In other words, Indiana’s longtime affair with New York is not over. His revived interest in being a presence in the city persists despite the fact that the New York art world seemed to dismiss him from the list of trendy Pop artists, which included his friends Roy Lichtenstein and Andy Warhol, after the rampant commercial success of the original “LOVE” painting.

Recently, Indiana has longed for firmer placement among the luminaries of 20th century art and, even more, for a New York museum retrospective of his work.

“I’ve always had a fairly rough time in New York on the highest level,” said Indiana, who purchased the Vinalhaven place in 1969 and moved there permanently in the late ’70s. “Just as Ellsworth Kelly was offended by me putting words on canvas, so were a lot of other artists. People like paintings that look like paintings. But I am a sign painter and very proud to be a sign painter. Obviously, I am also an American. I pride myself on being the most American of American artists.”

In his eccentrically opulent and handsome island home, Indiana has gathered a meticulous and exhaustive account of his own life. Archival files, journals, clippings, photos, books and magazine covers take up wall and shelf space. Hanging on one wall leading to an upstairs room are portraits from his early years at the Chicago Institute of Art.

Indiana’s downstairs studio, where “Afghanistan” is displayed, is also filled with works-in-progress. A tour of the building’s four floors and through a studio across the street reveals a massive collection of earlier work – the Marsden Hartley series (Hartley, a Maine native, also lived on Vinalhaven for a while), the Marilyn Monroe series (which was recently shown in France), and the “66” series (a tribute to his father, who abandoned the family by driving away on Route 66 in the state of Indiana, the name Robert Clark would eventually take as his nom d’art).

New to the roundup are large red, white and blue American flag panels painted on the doors of the residence. Indiana has placed American flags on poles atop the widow’s walk on the building’s highest level. From the ferry at the other end of town, the flags wave like a victory emblem in wartime.

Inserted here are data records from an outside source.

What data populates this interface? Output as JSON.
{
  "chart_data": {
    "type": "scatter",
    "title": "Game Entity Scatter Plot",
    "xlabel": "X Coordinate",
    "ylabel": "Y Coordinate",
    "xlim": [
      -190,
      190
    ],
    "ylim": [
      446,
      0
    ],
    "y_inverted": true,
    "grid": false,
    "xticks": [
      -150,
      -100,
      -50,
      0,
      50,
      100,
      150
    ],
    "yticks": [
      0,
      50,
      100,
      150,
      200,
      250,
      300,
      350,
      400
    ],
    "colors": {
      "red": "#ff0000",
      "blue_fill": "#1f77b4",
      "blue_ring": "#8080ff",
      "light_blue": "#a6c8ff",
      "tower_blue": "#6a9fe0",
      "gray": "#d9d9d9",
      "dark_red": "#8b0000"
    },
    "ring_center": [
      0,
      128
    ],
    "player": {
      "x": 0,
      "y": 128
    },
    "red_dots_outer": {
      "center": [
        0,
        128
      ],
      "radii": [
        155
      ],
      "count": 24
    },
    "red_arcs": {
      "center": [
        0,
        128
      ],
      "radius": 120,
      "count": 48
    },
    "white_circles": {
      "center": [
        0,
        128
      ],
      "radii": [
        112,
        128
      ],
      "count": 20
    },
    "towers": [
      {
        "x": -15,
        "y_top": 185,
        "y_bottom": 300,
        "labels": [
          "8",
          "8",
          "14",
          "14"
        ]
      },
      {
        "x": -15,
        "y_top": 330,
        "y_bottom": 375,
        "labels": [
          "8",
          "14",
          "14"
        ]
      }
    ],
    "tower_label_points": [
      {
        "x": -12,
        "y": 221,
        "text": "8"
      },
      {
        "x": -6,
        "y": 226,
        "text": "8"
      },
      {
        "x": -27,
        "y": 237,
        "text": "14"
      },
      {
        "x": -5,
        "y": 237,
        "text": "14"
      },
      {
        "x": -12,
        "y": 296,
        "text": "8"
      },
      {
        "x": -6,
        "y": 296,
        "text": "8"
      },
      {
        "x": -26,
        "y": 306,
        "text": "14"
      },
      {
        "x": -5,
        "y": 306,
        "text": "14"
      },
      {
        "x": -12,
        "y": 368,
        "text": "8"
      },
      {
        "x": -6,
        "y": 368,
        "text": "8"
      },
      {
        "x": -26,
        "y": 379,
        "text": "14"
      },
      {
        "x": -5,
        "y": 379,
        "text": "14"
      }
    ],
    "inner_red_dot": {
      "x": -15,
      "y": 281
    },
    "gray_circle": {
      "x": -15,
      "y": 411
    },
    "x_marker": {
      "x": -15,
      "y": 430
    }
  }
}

Clearly, Indiana, at 74, is as busy as ever and eager to re-establish himself in the conversations of art critics and historians. It’s still too early to know if “Afghanistan” will be his return vehicle, but his determination is unflagging. His career has stayed viable in Europe but that’s not enough for Indiana, who seeks honor on the home front.

Europe, after all, has never been his focus or goal. Indiana’s life and art and love are all about being American.

“If you offer Bob a cigar that’s not American, he doesn’t want it,” said Dan O’Leary. “Most connoisseurs love a Cuban cigar. Not Bob. For him, it’s all about America and that’s it. He smokes American cigars only.”

Of course, it is not just American cigars but national kudos that Indiana wants now.

“The world in general probably couldn’t care less about this,” said Indiana, speaking of his new work. “I presume the peacenik part of the world probably won’t exactly love this painting, but with art people, I hope ‘Afghanistan’ will bring me back to New York.”

While few would dispute Indiana’s place in art history, some might find that, in a climate of cultural tolerance during global threat, the newest work echoes a complaint of offensiveness Indiana has heard in the past. Some may even find the piece vindictive. But Indiana maintains that “Afghanistan” is a return to his signature theme: love.

“Afghanistan,” he says, is about “lack of love.”